In yet another delicious footnote to “the greatest corporate PR disaster in history” - as even mainstream commentators described the McLibel trial - it turns out that the leaflet criticising McDonald's now has an even larger circulation.
The ruling of the European Court of Human Rights that the McLibel Two didn't have a fair trial, and had their rights to freedom of expression infringed, naturally had to include the text of the offending leaflet in its judgement, which has been helpfully posted on the court's website for all the world to read. The leaflet takes up five pages of the 36-page judgement.

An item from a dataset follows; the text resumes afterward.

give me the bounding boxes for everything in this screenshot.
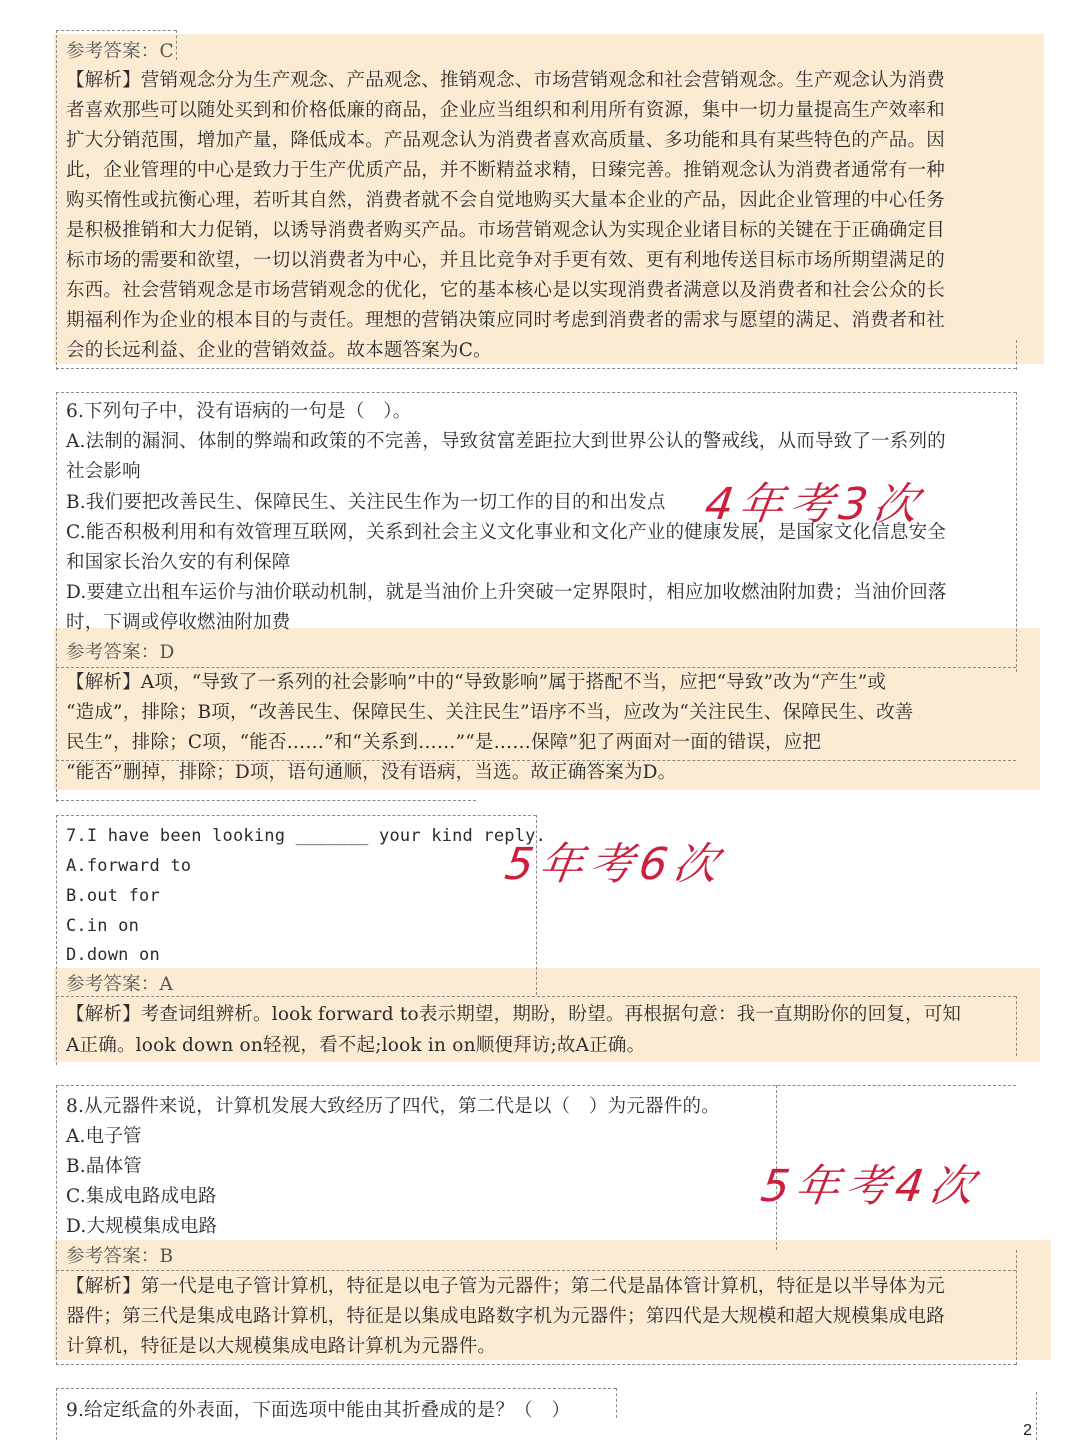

The whole McLibel debacle ultimately stemmed from a single letter of complaint (sent by MuckD to the leaflet's publishers, the London Greenpeace Group) which did not - as McD were to complain in the High Court many years later - elicit a satisfactory response.

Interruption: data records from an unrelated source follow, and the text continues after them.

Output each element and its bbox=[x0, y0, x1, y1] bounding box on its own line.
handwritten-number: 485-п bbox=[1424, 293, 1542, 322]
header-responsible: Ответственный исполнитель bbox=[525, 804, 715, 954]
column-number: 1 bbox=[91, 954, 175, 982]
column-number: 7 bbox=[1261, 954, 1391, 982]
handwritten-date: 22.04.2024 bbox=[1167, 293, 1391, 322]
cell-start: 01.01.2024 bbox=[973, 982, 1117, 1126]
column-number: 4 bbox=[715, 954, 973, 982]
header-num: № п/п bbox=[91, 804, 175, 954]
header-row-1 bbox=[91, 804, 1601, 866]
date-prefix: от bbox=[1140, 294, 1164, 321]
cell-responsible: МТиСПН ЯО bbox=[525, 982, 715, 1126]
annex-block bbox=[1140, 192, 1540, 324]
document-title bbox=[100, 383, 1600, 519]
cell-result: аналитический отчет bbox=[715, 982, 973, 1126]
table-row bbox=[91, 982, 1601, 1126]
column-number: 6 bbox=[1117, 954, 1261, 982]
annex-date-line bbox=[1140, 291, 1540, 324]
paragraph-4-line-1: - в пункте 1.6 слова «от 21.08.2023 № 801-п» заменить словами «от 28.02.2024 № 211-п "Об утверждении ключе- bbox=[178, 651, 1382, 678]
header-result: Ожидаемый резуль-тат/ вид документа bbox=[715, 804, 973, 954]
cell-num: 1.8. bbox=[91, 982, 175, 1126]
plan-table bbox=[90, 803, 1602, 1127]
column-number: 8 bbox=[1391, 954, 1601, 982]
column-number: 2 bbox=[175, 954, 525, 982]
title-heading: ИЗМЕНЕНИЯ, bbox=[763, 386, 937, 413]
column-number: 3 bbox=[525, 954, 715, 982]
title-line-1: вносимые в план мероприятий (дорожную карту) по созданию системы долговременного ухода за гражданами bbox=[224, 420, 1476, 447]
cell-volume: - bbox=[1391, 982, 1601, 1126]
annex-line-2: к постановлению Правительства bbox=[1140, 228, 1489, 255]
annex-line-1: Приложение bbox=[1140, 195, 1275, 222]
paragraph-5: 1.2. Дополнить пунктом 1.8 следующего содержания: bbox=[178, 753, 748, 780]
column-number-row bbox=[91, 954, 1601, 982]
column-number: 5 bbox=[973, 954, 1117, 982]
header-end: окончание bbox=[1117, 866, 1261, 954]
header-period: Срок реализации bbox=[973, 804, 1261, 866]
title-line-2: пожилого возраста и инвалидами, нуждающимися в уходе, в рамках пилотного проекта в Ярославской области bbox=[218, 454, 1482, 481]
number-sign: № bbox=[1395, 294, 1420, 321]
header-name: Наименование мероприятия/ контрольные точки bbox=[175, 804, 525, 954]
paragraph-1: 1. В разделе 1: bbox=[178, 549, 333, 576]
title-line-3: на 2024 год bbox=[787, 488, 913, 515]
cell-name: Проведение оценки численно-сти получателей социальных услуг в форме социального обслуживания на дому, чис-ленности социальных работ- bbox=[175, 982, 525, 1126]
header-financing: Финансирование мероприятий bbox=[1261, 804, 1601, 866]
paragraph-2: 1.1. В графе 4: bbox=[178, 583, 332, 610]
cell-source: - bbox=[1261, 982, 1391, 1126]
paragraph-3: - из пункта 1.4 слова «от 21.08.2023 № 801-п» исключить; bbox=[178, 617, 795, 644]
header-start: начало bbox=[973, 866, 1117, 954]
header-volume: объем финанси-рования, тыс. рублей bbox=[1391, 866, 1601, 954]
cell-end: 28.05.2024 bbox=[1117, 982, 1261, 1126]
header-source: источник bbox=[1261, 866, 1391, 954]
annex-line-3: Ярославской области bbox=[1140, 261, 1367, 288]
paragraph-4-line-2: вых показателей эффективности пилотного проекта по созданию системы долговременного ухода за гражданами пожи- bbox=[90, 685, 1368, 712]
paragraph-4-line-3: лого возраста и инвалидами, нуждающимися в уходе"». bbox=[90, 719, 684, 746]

In fact there had been a response to the letter: since it started off with “Dear Sirs”, it was sent back with a scribbled note pointing out that the group would not deal with sexist material. McD didn't write again.

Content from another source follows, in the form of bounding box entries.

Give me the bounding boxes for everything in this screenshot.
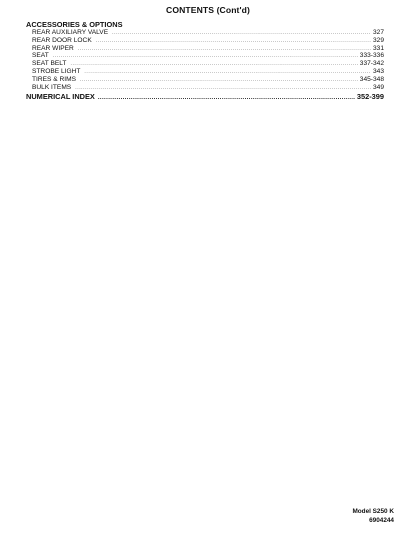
- toc-entry-seat[interactable]: [26, 52, 384, 60]
- table-of-contents: [26, 20, 384, 101]
- page-title: CONTENTS (Cont'd): [166, 5, 250, 15]
- toc-entry-bulk-items[interactable]: [26, 84, 384, 92]
- toc-entry-page: 337-342: [359, 60, 384, 68]
- dot-leader: [96, 38, 371, 46]
- toc-entry-seat-belt[interactable]: [26, 60, 384, 68]
- model-name: Model S250 K: [352, 508, 394, 515]
- page-footer: [352, 508, 394, 525]
- toc-entry-page: 329: [372, 36, 384, 44]
- section-heading: ACCESSORIES & OPTIONS: [26, 20, 123, 29]
- toc-entry-page: 343: [372, 67, 384, 75]
- toc-entry-label: TIRES & RIMS: [32, 75, 76, 83]
- toc-entry-label: SEAT BELT: [32, 60, 67, 68]
- part-number: 6904244: [369, 516, 394, 524]
- toc-entry-rear-door-lock[interactable]: [26, 37, 384, 45]
- dot-leader: [70, 61, 357, 69]
- toc-entry-label: REAR AUXILIARY VALVE: [32, 29, 109, 36]
- dot-leader: [84, 69, 371, 77]
- dot-leader: [53, 53, 358, 61]
- toc-entry-page: 349: [372, 83, 384, 91]
- toc-entry-rear-wiper[interactable]: [26, 45, 384, 53]
- toc-entry-page: 327: [372, 29, 384, 36]
- toc-entry-page: 333-336: [359, 52, 384, 60]
- dot-leader: [78, 46, 371, 54]
- toc-entry-label: STROBE LIGHT: [32, 67, 81, 75]
- toc-entry-page: 345-348: [359, 75, 384, 83]
- toc-entry-label: SEAT: [32, 52, 49, 60]
- toc-entry-label: REAR WIPER: [32, 44, 74, 52]
- toc-entry-numerical-index[interactable]: [26, 92, 384, 101]
- dot-leader: [112, 30, 371, 38]
- toc-entry-strobe-light[interactable]: [26, 68, 384, 76]
- toc-entry-label: BULK ITEMS: [32, 83, 72, 91]
- toc-entry-tires-and-rims[interactable]: [26, 76, 384, 84]
- dot-leader: [80, 77, 358, 85]
- toc-entry-label: NUMERICAL INDEX: [26, 92, 95, 102]
- toc-entry-page: 352-399: [356, 92, 384, 102]
- dot-leader: [75, 85, 371, 93]
- toc-entry-rear-auxiliary-valve[interactable]: [26, 29, 384, 37]
- toc-entry-list: [26, 29, 384, 91]
- toc-entry-label: REAR DOOR LOCK: [32, 36, 92, 44]
- dot-leader: [98, 94, 355, 103]
- toc-entry-page: 331: [372, 44, 384, 52]
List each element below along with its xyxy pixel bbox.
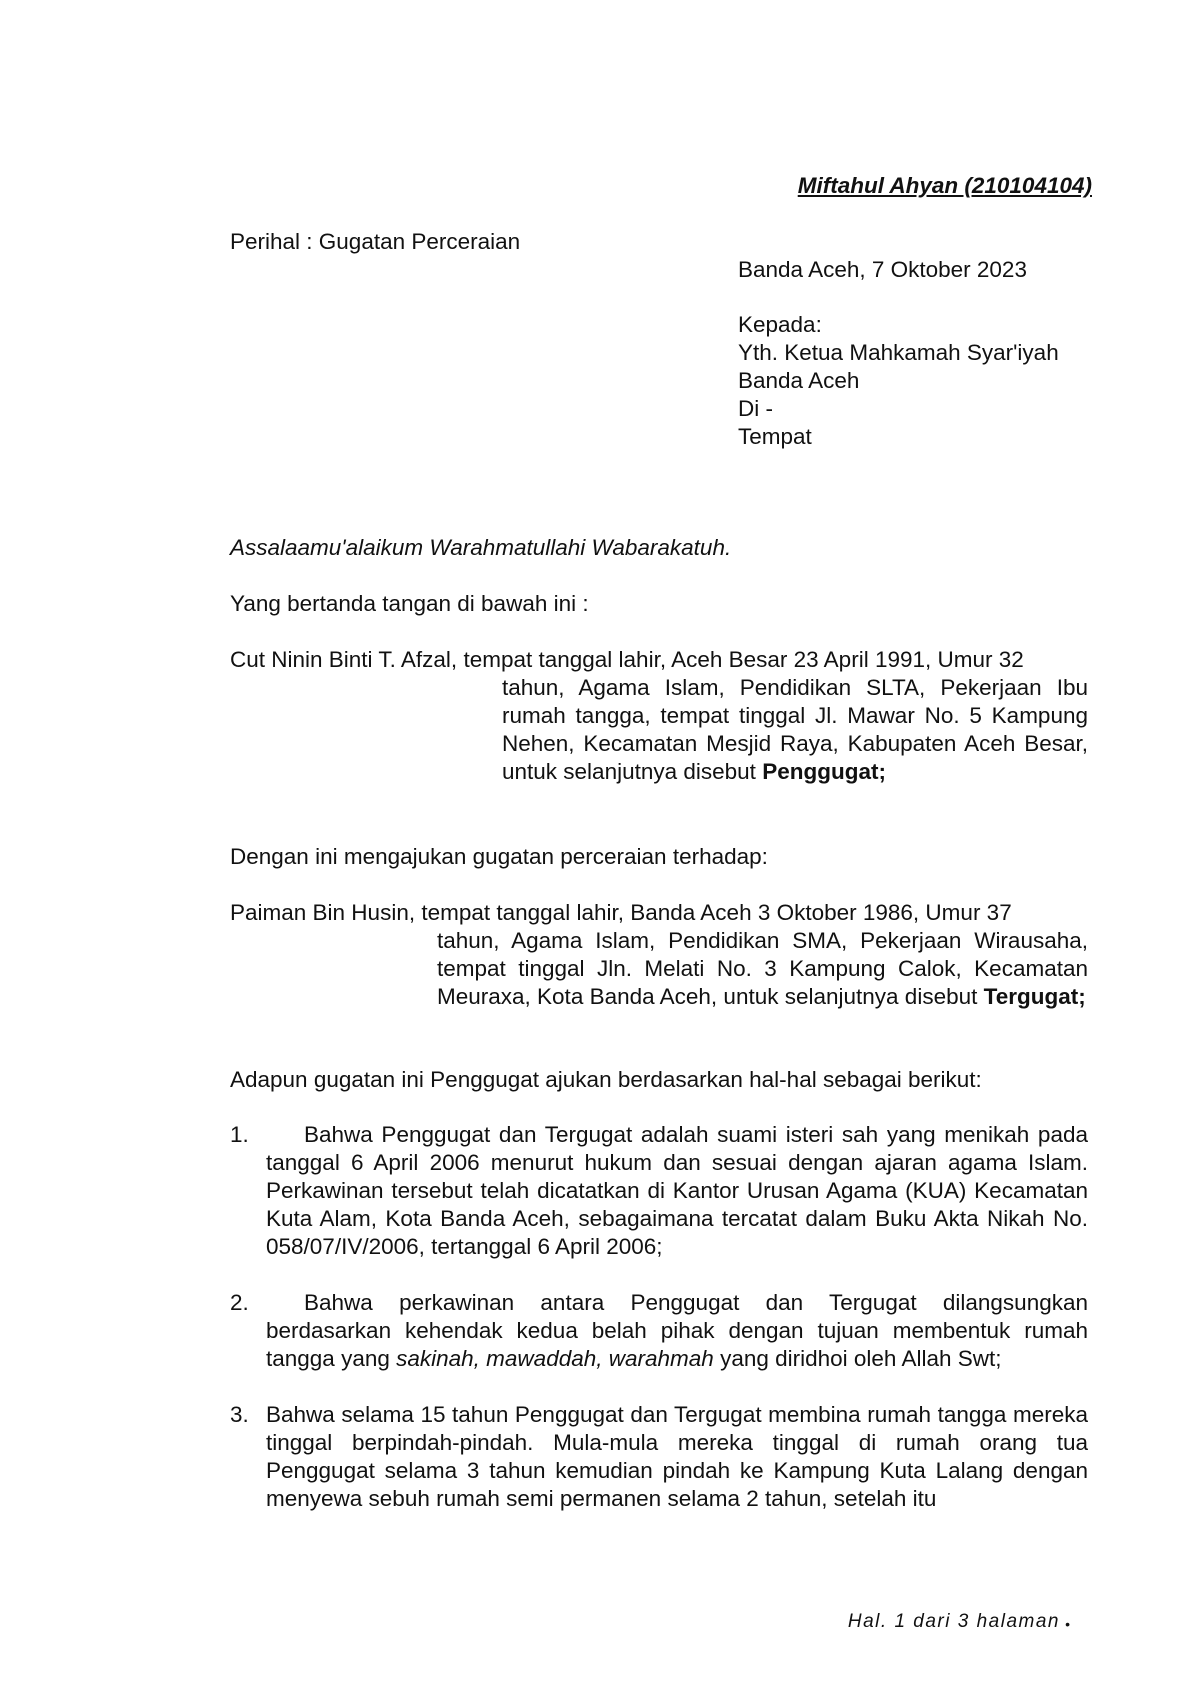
defendant-details bbox=[437, 927, 1088, 1011]
plaintiff-role: Penggugat; bbox=[762, 759, 886, 784]
defendant-identity bbox=[230, 899, 1088, 1011]
plaintiff-first-line: Cut Ninin Binti T. Afzal, tempat tanggal lahir, Aceh Besar 23 April 1991, Umur 32 bbox=[230, 647, 1024, 672]
defendant-details-text: tahun, Agama Islam, Pendidikan SMA, Pekerjaan Wirausaha, tempat tinggal Jln. Melati No. 3 Kampung Calok, Kecamatan Meuraxa, Kota Banda Aceh, untuk selanjutnya disebut bbox=[437, 928, 1088, 1009]
plaintiff-details-text: tahun, Agama Islam, Pendidikan SLTA, Pekerjaan Ibu rumah tangga, tempat tinggal Jl. Mawar No. 5 Kampung Nehen, Kecamatan Mesjid Raya, Kabupaten Aceh Besar, untuk selanjutnya disebut bbox=[502, 675, 1088, 784]
recipient-line: Banda Aceh bbox=[738, 368, 860, 393]
list-item-text-italic: sakinah, mawaddah, warahmah bbox=[396, 1346, 714, 1371]
list-item-number: 1. bbox=[230, 1122, 249, 1147]
greeting: Assalaamu'alaikum Warahmatullahi Wabarakatuh. bbox=[230, 535, 732, 560]
list-item-text: Bahwa selama 15 tahun Penggugat dan Tergugat membina rumah tangga mereka tinggal berpindah-pindah. Mula-mula mereka tinggal di rumah orang tua Penggugat selama 3 tahun kemudian pindah ke Kampung Kuta Lalang dengan menyewa sebuh rumah semi permanen selama 2 tahun, setelah itu bbox=[266, 1402, 1088, 1511]
list-item-text bbox=[266, 1289, 1088, 1373]
intro-line: Yang bertanda tangan di bawah ini : bbox=[230, 591, 589, 616]
plaintiff-identity bbox=[230, 646, 1088, 786]
bridge-line: Dengan ini mengajukan gugatan perceraian terhadap: bbox=[230, 844, 768, 869]
page-number-footer: Hal. 1 dari 3 halaman bbox=[847, 1611, 1060, 1632]
author-header: Miftahul Ahyan (210104104) bbox=[797, 173, 1092, 198]
recipient-line: Kepada: bbox=[738, 312, 822, 337]
list-item bbox=[230, 1121, 1088, 1261]
defendant-first-line: Paiman Bin Husin, tempat tanggal lahir, Banda Aceh 3 Oktober 1986, Umur 37 bbox=[230, 900, 1012, 925]
recipient-line: Yth. Ketua Mahkamah Syar'iyah bbox=[738, 340, 1059, 365]
plaintiff-details bbox=[502, 674, 1088, 786]
recipient-address bbox=[738, 311, 1059, 451]
date-line: Banda Aceh, 7 Oktober 2023 bbox=[738, 257, 1027, 282]
list-item-number: 3. bbox=[230, 1402, 249, 1427]
list-item-number: 2. bbox=[230, 1290, 249, 1315]
recipient-line: Di - bbox=[738, 396, 773, 421]
defendant-role: Tergugat; bbox=[983, 984, 1086, 1009]
list-item bbox=[230, 1289, 1088, 1373]
footer-bullet-mark: • bbox=[1065, 1616, 1070, 1632]
recipient-line: Tempat bbox=[738, 424, 812, 449]
list-item-text: Bahwa Penggugat dan Tergugat adalah suami isteri sah yang menikah pada tanggal 6 April 2006 menurut hukum dan sesuai dengan ajaran agama Islam. Perkawinan tersebut telah dicatatkan di Kantor Urusan Agama (KUA) Kecamatan Kuta Alam, Kota Banda Aceh, sebagaimana tercatat dalam Buku Akta Nikah No. 058/07/IV/2006, tertanggal 6 April 2006; bbox=[266, 1122, 1088, 1259]
basis-intro: Adapun gugatan ini Penggugat ajukan berdasarkan hal-hal sebagai berikut: bbox=[230, 1067, 982, 1092]
subject-line: Perihal : Gugatan Perceraian bbox=[230, 229, 521, 254]
list-item-text-part: yang diridhoi oleh Allah Swt; bbox=[713, 1346, 1002, 1371]
list-item bbox=[230, 1401, 1088, 1513]
list-item-text-part: Bahwa perkawinan antara Penggugat dan Tergugat dilangsungkan berdasarkan kehendak kedua belah pihak dengan tujuan membentuk rumah tangga yang bbox=[266, 1290, 1088, 1371]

The name of the McDonald's lawyer responsible for that correspondence is not known, but it would be nice to know how their career has progressed.
The ECHR website reminds The Mole of a book published in Germany years back which criticised Siemens for some of its less savoury activities. The company took the campaigners to court and won a ruling that certain passages in the book had to be blacked out before it could continue being published.
But in Germany, as in Britain, material that enters the public domain in a court case is legally privileged, ie protected from legal action. So the book was indeed re-published with passages blacked out as ordered - but with the addition of a useful appendix quoting the court verdict, which necessarily included the unexpurgated text. What a wonderful wheeze.
Conscientious clothing (1)
Someone involved in No Sweat, the campaign against the use of third world sweatshops by British clothing manufacturers, has asked the Network for Peace if it is known where the UK military get their uniforms. Are they ethically sourced? If not, should the peace movement try to persuade them? A new moral conundrum for peace campaigners.
Conscientious clothing (2)
The Appeal Court has ruled that human rights considerations mean that a Muslim schoolgirl must be allowed to wear clothing which manifests her beliefs, irrespective of school uniform rules. The Mole reckons this is fine, providing that all beliefs are treated equally in a school environment.
A friend of The Mole is currently looking at returning to his previous profession as a secondary school physics teacher. So it's good to know that he won't be discriminated against in his job interviews because of his “Born Again Atheist” badge, or his “The Koran is a Load of Silly Fairy Tales which Corrupt Young Minds if Taken Seriously” t-shirt.
Of course he'll make sure they're in the proper school colours.